Open donlencho opened 6 years ago
Same problem here.
Unfortunately I don't have plans to improve the detection quality. Could you share the data you get poor results with? I can take a look. Hopefully there will be some things to do to get around the issue.
Thanks.
See the attached file, which is encoded in Windows-1252 but detected as GB18030. Thanks for helping!
I'm joining test files and the results I get, as you can see I'm satisfied with the unicode detections (and mostly for asian encodings) but really disappointed by ISO, particularly for western European languages (ISO-1 and 15 for instance, which are really widespread, see: https://www.terena.org/activities/multiling/ml-docs/iso-8859.html ). Thank you in any case!

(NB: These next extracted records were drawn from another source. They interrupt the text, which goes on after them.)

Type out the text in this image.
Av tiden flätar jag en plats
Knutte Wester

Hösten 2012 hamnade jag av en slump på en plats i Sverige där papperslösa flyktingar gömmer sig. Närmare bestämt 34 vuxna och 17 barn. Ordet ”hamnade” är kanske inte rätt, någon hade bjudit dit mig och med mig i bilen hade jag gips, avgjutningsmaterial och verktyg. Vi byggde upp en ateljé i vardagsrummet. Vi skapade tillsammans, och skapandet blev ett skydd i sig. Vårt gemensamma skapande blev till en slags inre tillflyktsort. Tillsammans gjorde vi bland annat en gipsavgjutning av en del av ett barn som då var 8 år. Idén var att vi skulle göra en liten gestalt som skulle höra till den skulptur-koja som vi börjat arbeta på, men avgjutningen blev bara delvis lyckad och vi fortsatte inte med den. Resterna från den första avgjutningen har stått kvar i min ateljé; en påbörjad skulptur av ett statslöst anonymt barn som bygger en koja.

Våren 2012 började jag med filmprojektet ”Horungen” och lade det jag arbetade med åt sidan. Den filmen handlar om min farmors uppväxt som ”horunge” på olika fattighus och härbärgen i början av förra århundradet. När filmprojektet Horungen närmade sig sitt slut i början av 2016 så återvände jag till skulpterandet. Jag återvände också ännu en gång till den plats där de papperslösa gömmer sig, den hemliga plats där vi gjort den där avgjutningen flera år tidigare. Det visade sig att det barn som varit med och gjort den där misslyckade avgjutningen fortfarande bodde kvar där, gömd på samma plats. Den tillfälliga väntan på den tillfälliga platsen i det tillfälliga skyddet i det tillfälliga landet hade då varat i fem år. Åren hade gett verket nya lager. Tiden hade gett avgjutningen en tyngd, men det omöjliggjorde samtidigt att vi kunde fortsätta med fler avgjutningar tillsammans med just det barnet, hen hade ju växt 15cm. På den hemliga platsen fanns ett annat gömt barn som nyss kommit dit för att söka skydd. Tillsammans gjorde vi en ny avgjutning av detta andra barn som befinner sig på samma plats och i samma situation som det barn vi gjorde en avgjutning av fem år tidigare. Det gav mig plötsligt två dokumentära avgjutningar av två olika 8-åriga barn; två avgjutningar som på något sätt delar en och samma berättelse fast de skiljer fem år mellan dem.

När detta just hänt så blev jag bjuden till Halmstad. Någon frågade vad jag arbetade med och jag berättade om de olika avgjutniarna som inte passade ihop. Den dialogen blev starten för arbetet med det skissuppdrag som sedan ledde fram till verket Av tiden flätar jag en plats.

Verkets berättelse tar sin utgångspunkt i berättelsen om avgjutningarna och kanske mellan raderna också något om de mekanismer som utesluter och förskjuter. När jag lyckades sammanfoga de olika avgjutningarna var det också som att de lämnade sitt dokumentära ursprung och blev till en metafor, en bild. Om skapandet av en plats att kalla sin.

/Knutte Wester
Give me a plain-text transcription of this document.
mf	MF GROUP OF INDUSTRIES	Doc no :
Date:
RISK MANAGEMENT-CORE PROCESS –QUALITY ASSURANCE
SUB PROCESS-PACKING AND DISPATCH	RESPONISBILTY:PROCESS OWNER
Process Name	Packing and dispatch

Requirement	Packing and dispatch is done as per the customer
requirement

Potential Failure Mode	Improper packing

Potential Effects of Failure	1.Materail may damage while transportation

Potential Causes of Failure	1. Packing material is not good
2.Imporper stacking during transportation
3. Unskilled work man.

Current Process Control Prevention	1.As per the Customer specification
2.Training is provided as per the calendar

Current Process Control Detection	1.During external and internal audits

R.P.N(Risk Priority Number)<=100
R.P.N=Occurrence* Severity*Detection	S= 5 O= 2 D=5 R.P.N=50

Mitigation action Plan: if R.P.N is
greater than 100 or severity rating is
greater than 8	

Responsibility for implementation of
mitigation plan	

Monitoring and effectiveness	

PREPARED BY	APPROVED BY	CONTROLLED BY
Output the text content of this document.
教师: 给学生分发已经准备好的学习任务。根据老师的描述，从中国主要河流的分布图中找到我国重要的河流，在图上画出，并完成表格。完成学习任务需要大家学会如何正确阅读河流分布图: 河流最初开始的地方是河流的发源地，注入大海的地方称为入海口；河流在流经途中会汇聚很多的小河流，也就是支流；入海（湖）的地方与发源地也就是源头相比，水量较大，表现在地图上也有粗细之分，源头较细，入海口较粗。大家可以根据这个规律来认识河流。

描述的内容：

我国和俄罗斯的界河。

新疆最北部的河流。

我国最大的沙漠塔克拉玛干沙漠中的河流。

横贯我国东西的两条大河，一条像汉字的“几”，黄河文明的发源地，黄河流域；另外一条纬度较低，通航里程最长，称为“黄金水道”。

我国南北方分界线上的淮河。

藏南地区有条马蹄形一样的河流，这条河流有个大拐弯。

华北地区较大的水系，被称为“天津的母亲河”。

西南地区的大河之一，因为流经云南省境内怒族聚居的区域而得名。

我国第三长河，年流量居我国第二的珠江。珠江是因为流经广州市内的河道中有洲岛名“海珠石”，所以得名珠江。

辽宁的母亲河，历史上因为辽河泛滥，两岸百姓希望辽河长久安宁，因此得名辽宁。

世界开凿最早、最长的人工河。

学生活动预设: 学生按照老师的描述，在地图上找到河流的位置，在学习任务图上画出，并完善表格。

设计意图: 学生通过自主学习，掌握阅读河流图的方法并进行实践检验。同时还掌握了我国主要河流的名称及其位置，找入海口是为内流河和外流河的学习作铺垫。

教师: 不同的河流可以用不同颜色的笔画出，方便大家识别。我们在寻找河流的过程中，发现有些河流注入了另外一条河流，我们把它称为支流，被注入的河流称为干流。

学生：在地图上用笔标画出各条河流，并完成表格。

big5-hkscs.txt → BIG5_HKSCS, reliable: false → OK
big5.txt → BIG5, reliable: false → OK
BIG5.txt → BIG5, reliable: true → OK
euc-jp.txt → GB (=GBA8030?), reliable: false → ~OK
euc-kr.txt → KSC (=?), reliable: false → OK
gbk.txt → GB (=GBA8030?), reliable: false → OK
IBM855.txt → CP-1256, reliable: false → Not OK
ISO-8859-15-CRLF.srt → ASCII, reliable: true → Not OK
ISO-8859-15 euro.txt → ASCII, reliable: true → Not OK
ISO-8859-15 petit test.txt → CP1250, reliable: true → Not OK
ISO-8859-15.srt → ASCII, reliable: true → Not OK
ISO-8859-1.srt → ASCII, reliable: true → Not OK
ISO-8859-6.srt → Arabic, reliable: true → OK
shift_jis.txt → SJC, reliable: true → OK
UTF16BE.srt → UTF16BE, reliable: false → OK
UTF16LE.srt → UTF16LE, reliable: false → OK
UTF-7.txt → ASCII-7 bits, reliable: true → OK
UTF8BOM.srt → UTF8, reliable: true → OK
utf-8 CN.txt → UTF8, reliable: true → OK
UTF8CRLF.srt → UTF8, reliable: true → OK
UTF8CR.srt → UTF8, reliable: true → OK
UTF8LF.srt → UTF8, reliable: true → OK
Just on the off-chance... do you have any idea on how this might be tackled; in case somebody else wants to take a crack at it?
I have good results detecting Unicode encodings and Asian codepages, but really poor results with common European languages files saved in the ISO-8859 family, which are really common and this problem makes compact_enc_det unusable for me. Encoding is always detected as ASCII (and reliable is set to true) for these encodings. ISO-8859-6 for Arabic is OK. Am I the only one? Thanks for letting me know, so I can check if there is a problem or just look for an alternative.